Here’s where an allegation that Smith threatened a co-worker comes in.
Details of that allegation are scant. The Department of Health has declined to discuss Smith’s case at all. And Smith only alluded to the accusation in a statement.
In an interview, Varady called it bogus, concocted by a co-worker loyal to Dr. Sarah Park, the state epidemiologist who also has been put on paid leave.
Threatening a colleague would seem likely to get an employee placed on leave; the question, Rosenbaum said, is whether it happened.
“An employer’s always going to come up with some reason” for taking adverse action against an employee, he said.
It’s usually the jury’s role to see if that reason meets “the laugh test,” he said.
If Smith threatened an employee as she’s accused of doing, the police likely would have been called immediately and there should be a report, he said. If the health department waited weeks after the purported incident to do anything, including removing Smith, that would suggest the incident didn’t happen or the threat was not serious.

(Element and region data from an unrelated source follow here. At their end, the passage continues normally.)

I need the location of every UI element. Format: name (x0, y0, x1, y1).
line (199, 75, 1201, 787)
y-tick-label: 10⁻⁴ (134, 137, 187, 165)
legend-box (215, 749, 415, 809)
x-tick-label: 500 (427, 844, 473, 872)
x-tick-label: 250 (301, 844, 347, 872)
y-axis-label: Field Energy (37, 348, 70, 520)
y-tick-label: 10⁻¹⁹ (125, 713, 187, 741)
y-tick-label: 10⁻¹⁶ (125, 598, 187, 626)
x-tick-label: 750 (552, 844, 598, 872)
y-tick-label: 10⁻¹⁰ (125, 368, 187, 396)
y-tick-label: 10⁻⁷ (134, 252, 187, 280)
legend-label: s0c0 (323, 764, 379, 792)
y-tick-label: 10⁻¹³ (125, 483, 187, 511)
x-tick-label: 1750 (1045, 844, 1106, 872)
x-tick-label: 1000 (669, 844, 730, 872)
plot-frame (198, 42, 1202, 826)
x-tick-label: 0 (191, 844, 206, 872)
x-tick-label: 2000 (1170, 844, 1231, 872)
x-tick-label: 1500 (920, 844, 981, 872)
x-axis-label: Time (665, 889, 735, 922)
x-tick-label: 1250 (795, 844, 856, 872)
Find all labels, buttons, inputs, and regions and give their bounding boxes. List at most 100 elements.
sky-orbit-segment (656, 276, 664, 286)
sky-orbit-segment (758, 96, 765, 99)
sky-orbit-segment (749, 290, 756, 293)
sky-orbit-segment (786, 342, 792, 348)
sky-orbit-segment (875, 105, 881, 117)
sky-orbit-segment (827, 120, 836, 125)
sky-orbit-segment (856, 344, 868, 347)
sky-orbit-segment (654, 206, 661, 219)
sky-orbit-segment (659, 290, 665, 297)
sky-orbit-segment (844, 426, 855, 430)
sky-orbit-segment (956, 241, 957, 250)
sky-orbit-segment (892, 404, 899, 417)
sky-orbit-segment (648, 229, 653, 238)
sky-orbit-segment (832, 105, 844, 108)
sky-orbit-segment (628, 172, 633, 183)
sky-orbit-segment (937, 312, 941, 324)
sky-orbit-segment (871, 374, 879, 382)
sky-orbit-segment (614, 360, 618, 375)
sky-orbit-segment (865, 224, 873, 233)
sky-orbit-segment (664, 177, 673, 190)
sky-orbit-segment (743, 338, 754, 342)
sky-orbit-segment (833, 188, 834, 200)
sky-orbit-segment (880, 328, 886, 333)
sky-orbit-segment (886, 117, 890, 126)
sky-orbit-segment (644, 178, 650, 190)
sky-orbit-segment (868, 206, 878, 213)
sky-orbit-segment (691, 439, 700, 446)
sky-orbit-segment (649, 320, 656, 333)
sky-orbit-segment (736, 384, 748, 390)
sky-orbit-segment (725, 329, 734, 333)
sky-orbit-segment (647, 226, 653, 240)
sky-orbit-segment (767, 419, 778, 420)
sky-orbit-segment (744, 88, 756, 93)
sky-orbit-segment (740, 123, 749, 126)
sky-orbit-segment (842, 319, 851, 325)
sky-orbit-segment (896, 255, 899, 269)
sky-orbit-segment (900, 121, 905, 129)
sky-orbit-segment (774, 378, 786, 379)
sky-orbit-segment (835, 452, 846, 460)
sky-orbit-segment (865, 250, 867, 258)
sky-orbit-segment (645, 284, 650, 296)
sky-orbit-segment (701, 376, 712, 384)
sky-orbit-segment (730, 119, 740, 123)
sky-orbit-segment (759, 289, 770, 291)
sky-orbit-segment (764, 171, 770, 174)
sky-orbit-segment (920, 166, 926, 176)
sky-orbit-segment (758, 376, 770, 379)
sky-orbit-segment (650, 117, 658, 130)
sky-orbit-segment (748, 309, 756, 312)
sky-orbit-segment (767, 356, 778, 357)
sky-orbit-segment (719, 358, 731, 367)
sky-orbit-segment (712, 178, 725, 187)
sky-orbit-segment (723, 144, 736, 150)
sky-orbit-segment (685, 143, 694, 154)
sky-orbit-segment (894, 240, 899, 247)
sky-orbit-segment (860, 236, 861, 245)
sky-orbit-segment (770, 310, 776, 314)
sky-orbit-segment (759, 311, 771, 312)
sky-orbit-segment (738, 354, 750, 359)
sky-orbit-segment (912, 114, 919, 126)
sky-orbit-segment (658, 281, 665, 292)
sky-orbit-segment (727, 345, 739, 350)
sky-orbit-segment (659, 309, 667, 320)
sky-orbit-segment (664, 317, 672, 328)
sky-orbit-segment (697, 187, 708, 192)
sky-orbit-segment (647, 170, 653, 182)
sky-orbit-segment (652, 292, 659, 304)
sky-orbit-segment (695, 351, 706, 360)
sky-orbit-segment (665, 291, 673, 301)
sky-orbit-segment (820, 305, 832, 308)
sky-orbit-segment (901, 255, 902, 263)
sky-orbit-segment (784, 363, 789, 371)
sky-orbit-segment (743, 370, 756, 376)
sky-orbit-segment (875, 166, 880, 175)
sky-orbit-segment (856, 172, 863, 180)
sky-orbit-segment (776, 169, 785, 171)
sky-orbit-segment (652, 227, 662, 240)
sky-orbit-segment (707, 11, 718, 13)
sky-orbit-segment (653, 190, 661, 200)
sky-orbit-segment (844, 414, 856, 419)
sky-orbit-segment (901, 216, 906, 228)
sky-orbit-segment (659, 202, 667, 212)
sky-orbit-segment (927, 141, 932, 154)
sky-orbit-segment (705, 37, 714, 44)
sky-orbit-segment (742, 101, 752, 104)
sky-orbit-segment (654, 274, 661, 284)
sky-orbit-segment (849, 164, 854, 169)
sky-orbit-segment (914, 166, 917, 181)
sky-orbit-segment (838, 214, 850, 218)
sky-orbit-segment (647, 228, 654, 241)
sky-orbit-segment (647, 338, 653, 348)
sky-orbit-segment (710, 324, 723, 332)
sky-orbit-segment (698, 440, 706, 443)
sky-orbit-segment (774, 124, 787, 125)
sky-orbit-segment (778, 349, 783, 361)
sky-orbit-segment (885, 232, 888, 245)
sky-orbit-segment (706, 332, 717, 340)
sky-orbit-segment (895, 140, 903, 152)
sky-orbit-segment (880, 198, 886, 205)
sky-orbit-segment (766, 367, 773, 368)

Steven Levinson, a retired Hawaii Supreme Court justice, agreed. He said that if there’s no police report that’s “suggestive that this did not happen.”
Michelle Yu, a spokeswoman for the Honolulu Police Department, said the department did not have enough information to say if there had been a report of an incident involving Smith at the Department of Health in the past two months.
“Sorry, but that’s a common name and we don’t have a date, location, reporting person or the case classification,” Yu said.